Published online by Cambridge University Press: 28 March 2008
SYRIA IN THE SIXTEENTH CENTURY B.C.
The march of Murshilish I and his Hittite army down the Euphrates, and pillage and destruction of Babylon, in the early years of the sixteenth century, marked the end of an epoch, and ushered in an era of great political change. Governments were overthrown and dynasties ended, and in the confusion which ensued, new peoples moved into the area which at one time used to be known as the Fertile Crescent. During the seventeenth century, a time when archaeology shows a decline in civilization and almost no written evidence has survived, the ethnic map of the Ancient Near East was redrawn, new city states were founded, and old ones declined and were abandoned, or grew prosperous and increased their territory. Though the changes appear sudden, they must have happened gradually, and had begun much earlier. Chief and most vigorous of the newcomers were the Hurrians, whose appearances in the Near East as early as the third millennium have already been mentioned.

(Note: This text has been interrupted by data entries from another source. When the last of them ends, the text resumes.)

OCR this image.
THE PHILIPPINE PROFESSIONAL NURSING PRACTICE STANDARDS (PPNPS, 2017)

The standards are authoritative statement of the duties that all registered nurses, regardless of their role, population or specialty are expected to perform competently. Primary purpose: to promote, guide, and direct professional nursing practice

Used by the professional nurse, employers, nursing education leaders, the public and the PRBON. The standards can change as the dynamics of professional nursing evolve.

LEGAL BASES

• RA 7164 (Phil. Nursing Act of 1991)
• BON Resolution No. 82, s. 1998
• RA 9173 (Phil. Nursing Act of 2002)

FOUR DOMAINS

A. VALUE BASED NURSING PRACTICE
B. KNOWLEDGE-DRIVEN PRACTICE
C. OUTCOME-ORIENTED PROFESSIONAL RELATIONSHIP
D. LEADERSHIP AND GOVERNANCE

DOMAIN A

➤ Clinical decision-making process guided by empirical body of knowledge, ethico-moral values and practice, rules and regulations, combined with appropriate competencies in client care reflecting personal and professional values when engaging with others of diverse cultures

From their homeland in the southern Caucasus and the mountains of Armenia these vigorous warriors had spread gradually south and west during the course of the third millennium and the first centuries of the second; they are found as the ruling class at Urkish in the time of the Akkadian kings, and this hilly region somewhere south of Diyarbakr remained a stronghold of Hurrian civilization throughout their history. In the mythological text known as the Song of Ullikummi, Urkish is named as the seat of Kumarbi, one of the great deities of the Hurrian pantheon.